……嵐の予感




 さすがに時間稼ぎが出来るほど、僕のメンタルは強くなかった。

 僕は大人しくなって、指示通りに歩き出す。



 しかし何も言わなくなったとはいっても、これから先どうするかは考えていた。



 剛埼さんを殺す、そうはっきりと宣言した三鷹さん。

 剛埼さんに限って、まさか殺されるなんてことは無いだろう。

 それでも素直に行くというのも、負けを認めたようでモヤモヤする。


 メンタルは攻撃されていたけど、まだ僕は諦めていなかった。

 無駄なあがきかもしれないけど。

 口は開かずに、僕は行動でそれを示した。



 冷静に考えたら、絶対にやるべきではなかった。

 でもこの時は、何かアドレナリンが出ていたのか、体が勝手に動いてしまったのだ。



「なっ?」



 三鷹さんの驚いた声。


 どうしてそうなったのか。

 それは、僕が後ろを振り向かないままに逃げ出したからだ。


 不意をつかれたからか、銃口は外れて逃げ出すことが出来た。

 しかし、それだけだった。



「下手なことをすれば、引き金を引くと言いましたよね。ヒーローにでもなったつもりだったのですか?」



 すぐに捕まった僕は、今度は眉間に銃口を向けられていた。

 きちんと見たので、本物の銃だってことは確認出来る。


 それがいいことなのか悪いことなのか、絶対的に後者である。


 確認する前ならば、銃じゃなかった可能性もあったのに。

 僕の生存率は、底辺まで下がった。


 何て馬鹿な真似をしたのかと思われそうだけど、全く後悔はしていない。

 それに僕の行動は、間違ってはいなかった。



「何を笑っているんですか? 今から殺されようとしているのに。ヤケでも起こしたんでしょうか」



 僕が笑っていることに気がついた三鷹さんは、忌々しげに眉間にしわを寄せる。


 剛埼さんと同じぐらいの年齢の、神経質な性格そうな顔。

 眼鏡をかけていて線が細くて、どちらかといえば整っている。

 でも性格が悪そうだから、あまり女性にはモテないと思う。


 きっと剛埼さんの方がモテそうだから、それも三鷹さんにとっては苛立ちの原因になっていそうだ。

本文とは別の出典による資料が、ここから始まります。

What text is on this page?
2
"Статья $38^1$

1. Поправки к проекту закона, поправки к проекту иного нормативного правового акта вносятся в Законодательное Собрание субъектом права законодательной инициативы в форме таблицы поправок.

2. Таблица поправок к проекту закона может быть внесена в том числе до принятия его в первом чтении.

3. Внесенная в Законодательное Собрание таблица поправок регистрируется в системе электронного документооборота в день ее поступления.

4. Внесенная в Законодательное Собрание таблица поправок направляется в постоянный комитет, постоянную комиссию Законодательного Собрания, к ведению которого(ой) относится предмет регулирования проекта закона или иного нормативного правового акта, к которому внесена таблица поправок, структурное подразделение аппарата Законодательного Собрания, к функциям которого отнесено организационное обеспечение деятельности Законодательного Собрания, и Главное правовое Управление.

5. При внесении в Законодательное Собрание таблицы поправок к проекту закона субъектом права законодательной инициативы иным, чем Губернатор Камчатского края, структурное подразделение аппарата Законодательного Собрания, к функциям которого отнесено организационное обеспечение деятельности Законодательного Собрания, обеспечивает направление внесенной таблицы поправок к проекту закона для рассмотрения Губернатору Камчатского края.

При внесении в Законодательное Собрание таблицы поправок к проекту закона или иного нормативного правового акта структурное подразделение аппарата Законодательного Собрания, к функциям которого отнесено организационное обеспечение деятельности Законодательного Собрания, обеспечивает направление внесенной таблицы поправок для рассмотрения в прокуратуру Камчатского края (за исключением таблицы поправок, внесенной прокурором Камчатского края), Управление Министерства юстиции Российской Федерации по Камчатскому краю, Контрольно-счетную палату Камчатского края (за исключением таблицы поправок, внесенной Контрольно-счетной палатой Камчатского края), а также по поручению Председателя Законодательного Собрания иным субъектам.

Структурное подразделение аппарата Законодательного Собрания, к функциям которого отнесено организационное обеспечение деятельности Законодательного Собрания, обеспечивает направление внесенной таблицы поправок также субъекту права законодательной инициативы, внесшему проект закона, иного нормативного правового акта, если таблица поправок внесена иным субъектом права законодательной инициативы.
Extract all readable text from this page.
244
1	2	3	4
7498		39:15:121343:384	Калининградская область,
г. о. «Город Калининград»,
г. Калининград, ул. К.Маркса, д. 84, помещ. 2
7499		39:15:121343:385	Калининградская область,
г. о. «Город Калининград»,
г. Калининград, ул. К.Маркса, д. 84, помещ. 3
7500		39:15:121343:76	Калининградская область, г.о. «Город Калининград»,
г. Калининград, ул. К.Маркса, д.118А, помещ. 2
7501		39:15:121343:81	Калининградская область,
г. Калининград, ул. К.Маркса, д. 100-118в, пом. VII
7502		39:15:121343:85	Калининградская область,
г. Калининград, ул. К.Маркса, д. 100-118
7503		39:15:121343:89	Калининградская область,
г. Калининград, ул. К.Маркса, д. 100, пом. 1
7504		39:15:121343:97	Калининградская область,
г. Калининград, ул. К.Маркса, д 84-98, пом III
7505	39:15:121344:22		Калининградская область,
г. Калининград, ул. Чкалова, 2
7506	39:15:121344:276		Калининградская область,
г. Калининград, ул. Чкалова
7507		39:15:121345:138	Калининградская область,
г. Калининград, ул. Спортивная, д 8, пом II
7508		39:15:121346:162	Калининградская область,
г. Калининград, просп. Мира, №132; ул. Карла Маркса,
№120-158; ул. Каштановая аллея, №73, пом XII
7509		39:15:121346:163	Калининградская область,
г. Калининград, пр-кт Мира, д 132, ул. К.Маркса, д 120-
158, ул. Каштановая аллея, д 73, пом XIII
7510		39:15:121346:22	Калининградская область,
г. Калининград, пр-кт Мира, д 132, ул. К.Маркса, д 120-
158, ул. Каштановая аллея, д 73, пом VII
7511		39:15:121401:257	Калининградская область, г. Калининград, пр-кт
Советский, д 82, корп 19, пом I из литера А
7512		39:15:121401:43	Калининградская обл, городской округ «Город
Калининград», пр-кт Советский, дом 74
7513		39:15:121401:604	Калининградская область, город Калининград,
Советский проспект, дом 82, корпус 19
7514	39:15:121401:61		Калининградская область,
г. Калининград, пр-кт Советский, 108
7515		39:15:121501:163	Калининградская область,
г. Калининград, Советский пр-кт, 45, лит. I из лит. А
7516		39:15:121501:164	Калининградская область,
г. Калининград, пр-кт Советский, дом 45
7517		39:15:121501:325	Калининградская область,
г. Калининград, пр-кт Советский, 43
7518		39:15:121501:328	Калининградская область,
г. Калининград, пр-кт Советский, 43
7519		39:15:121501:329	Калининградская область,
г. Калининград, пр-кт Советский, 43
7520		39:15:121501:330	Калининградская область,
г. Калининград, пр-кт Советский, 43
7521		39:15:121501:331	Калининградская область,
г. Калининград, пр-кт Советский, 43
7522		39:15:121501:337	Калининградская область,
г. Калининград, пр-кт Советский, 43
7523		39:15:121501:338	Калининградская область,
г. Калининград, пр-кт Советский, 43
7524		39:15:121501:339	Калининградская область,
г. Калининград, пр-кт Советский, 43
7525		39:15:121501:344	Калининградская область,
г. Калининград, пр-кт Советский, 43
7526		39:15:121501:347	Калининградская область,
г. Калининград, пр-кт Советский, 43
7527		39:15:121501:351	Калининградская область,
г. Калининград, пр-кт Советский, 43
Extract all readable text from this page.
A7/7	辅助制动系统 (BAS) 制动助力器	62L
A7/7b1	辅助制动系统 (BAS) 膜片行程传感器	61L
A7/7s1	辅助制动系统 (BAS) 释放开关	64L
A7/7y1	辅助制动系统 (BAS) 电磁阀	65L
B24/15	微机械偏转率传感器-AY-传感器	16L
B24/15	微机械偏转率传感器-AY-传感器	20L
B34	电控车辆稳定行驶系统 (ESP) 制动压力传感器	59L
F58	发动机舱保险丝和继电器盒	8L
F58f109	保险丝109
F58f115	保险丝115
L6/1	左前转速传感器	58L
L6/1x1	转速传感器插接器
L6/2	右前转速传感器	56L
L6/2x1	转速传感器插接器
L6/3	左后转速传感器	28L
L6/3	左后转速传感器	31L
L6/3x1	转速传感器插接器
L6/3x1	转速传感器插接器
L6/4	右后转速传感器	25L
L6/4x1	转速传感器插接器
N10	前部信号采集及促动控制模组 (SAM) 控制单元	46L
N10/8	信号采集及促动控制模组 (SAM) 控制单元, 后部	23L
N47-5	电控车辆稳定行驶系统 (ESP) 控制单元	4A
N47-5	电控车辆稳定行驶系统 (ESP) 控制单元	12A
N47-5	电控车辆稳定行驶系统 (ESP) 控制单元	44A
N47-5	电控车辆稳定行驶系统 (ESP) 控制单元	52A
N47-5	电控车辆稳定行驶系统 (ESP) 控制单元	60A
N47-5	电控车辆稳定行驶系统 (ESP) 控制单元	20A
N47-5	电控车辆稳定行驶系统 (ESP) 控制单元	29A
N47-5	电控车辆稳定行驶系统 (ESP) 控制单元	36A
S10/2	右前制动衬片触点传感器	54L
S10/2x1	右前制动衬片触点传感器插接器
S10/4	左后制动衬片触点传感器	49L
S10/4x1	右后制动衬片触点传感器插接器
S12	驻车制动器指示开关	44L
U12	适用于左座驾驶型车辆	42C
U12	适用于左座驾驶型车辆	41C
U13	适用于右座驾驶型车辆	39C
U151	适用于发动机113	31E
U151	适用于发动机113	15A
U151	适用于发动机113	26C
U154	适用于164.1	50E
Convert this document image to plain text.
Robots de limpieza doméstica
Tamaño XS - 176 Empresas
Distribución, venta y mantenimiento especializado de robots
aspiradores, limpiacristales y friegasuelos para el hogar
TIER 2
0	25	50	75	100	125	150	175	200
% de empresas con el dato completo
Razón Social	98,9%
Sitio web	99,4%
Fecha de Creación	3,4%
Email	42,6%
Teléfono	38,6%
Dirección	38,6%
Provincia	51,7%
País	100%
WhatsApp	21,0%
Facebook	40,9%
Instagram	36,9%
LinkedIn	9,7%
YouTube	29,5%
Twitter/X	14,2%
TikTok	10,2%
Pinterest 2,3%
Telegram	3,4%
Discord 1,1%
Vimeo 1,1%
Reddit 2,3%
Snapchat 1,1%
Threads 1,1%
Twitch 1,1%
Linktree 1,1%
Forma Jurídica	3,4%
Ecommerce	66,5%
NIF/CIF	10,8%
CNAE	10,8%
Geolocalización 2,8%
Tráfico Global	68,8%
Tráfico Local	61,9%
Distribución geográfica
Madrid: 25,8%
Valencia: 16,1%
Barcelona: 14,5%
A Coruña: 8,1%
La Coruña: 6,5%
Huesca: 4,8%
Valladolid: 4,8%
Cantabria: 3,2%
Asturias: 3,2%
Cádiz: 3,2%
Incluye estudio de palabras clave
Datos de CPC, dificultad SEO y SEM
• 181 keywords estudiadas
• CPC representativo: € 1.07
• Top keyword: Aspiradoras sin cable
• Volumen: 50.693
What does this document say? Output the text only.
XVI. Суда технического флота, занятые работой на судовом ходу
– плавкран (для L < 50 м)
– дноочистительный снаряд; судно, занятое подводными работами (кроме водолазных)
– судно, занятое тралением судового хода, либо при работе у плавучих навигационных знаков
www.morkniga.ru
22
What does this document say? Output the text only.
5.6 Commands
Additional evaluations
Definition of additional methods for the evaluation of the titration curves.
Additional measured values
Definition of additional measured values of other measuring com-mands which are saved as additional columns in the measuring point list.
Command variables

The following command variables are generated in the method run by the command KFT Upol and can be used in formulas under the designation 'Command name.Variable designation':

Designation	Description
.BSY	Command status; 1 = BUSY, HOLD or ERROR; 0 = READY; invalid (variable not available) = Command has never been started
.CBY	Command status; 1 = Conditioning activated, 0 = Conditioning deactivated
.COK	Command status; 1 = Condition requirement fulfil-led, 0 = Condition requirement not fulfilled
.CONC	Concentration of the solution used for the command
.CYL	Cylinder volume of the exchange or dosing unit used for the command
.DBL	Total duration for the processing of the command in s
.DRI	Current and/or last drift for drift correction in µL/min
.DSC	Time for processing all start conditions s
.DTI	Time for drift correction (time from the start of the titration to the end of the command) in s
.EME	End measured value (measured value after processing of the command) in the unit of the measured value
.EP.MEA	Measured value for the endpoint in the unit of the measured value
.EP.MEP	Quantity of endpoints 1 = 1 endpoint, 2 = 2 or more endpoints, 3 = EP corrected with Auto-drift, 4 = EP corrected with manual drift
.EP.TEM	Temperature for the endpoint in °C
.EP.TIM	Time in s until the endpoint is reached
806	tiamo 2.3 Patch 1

 こんな冷静な分析ができるぐらいには、僕は落ち着いていた。

 別にヤケを起こしたからではない。

 大丈夫だという確信を持ったからだ。



「……遅いですよ」



「……? 何のことですか?」



「悪かったなあ。でも計画と違っているから、勘弁してくれ」



「っ!?」



 僕と三鷹さんが色々としている間に、ようやく剛埼さんの方がこちらに来てくれた。


 これで助かった。


 僕は、心の底から安心した。





 未だに、銃は眉間に向けられたままだけど。